Sorry to have nothing to offer on this by way of an answer, but would be interested in other's thought on this as well since I am a newbie investor in that area.
Ari Archer As you gain experience this gets easier. I invest in Colorado. I have found that certain expenses will run the same average cost according to location. I.E. Insurance in someplace CO for a given 1500 square foot SFR will run about the same for ALL 1500 Sq ft single family rentals. Trash pick up, taxes property management will all run about the same for any similar property in the same neighborhood or similar area. You will find rents very compatible as well. If you run an analysis on a given property and call and get actual numbers then you can get an idea what the expenses and rents for most properties in the same category will run. For example I know that in one of the places I invest a 3bed 2 bath house in a high C area will cost 125 to 150k. It will bring in 950- 1000 a month rent. I can use these numbers along with 500 taxes 450 insurance 10% PM renter pays all utilities. That's the norm for all similar rentals in my area. When I find something on the upper end of that price range I ignore it. On the lower end it becomes viable. That's when I start really crunching numbers, looking at property condition, and really start doing due diligence. Similarly if it needs rehab I know I need to be all in at or below 125k. When you are looking at lots of properties separating the good from the bad is more of an art than science. Once you decide to investigate further it becomes a science and you must use only verified exact numbers. Hope this helps. RR.
I don't think you'll get to the 2% rule in the Bay Area. I have a friend who looks at it differently. When looking at places to buy, see if you can create more rooms or apartments. There are always People who want the cheapest available. If you see a commercial building with a 2 br apt above renting for $2k, see if you can create 3 studios and rent it for $1200 each.
@Ari Archer the generic "rules of thumb" on BP really don't apply in the Bay Area. As @Michael Simpson has pointed out, you need to find the hidden value in the property. Most of this hidden value will mean that you need a good amount of working capital to get your building to a BP "rule of thumb". If you really want a VERY simple rule I would go with 1% after your stabilization period. But remember cash flow will be dependent upon how much you put into the deal at purchase, how much you spend to improve, and your ability/mount you refinance money back out at a substantially later point in time.

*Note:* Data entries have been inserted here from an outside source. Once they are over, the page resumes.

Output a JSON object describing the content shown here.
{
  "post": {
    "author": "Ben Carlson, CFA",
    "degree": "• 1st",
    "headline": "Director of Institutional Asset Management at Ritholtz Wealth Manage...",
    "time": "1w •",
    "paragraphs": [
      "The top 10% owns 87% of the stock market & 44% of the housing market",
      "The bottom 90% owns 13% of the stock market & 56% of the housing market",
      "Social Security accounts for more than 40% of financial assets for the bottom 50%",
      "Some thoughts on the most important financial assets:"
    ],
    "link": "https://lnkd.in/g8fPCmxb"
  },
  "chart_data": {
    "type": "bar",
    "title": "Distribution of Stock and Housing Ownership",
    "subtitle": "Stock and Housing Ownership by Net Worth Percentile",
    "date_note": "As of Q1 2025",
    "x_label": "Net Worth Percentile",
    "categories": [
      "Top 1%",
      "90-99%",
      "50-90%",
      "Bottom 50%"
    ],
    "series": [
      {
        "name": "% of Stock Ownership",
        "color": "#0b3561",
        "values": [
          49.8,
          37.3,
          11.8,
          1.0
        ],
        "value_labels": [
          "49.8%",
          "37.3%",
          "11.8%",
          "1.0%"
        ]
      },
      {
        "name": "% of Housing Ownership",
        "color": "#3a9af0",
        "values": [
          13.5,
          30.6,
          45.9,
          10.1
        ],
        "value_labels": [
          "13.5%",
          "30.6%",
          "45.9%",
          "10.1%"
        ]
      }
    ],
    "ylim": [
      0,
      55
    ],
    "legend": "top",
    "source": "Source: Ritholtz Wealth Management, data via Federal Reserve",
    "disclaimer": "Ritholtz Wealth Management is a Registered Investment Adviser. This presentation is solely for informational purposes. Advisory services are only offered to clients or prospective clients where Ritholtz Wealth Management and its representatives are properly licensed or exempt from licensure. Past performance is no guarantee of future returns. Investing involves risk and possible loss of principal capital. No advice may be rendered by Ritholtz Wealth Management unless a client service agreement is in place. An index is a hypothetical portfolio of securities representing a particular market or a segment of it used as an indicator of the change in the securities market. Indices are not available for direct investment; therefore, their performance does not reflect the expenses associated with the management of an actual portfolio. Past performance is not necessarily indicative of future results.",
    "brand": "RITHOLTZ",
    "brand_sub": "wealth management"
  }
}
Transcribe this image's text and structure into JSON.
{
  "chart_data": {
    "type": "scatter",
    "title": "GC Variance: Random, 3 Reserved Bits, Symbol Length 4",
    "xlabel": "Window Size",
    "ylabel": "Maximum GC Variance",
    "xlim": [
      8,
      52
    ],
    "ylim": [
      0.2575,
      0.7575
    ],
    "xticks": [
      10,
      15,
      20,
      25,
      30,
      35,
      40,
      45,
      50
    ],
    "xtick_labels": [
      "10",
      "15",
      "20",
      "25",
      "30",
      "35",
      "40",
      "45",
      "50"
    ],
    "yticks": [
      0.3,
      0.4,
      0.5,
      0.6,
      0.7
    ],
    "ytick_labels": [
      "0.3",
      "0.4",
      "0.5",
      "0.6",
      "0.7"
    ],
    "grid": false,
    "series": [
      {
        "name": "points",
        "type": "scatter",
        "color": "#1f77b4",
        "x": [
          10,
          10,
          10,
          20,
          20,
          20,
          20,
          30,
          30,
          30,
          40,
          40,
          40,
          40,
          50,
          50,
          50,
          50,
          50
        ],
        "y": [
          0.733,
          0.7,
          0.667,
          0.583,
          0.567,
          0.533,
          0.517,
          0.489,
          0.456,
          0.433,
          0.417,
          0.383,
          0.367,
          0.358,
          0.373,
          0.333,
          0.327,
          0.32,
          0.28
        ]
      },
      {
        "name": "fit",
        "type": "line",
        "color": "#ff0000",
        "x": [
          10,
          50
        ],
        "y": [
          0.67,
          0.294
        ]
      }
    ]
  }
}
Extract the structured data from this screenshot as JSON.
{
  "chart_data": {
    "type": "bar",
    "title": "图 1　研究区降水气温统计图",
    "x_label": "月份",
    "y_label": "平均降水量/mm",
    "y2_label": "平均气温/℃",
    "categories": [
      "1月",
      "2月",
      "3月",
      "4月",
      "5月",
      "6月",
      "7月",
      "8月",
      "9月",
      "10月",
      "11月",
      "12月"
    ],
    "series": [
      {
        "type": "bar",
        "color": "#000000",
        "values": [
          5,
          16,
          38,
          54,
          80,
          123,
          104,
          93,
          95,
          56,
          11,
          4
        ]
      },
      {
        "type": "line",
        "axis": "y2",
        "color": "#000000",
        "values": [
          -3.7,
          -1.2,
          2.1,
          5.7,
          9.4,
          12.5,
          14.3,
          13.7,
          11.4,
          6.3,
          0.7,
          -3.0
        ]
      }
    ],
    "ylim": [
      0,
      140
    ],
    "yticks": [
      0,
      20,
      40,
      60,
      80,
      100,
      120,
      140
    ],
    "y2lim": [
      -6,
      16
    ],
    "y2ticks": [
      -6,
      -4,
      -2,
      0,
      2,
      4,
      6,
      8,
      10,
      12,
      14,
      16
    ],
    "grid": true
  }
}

I highly doubt you will be able to find anything on Redfin or any other service, for Bay Area proper, straight out of the box.
-Arlen
Gross Rent * 75% - PITI.
For California, this is a little more accurate than the 50% rule. The 50% rule implicitly assumes that property taxes go up with appreciation and rental income. That isn't true in California. Prop 13. In a few years the home can appreciate by 15%, and rent can increase 20%, but your taxes aren't going up by either amount. So you multiply by 75% instead of 50%, and put taxes on the back end of the equation (taxes aren't explicitly in the 50% rule, so we need to add them somewhere).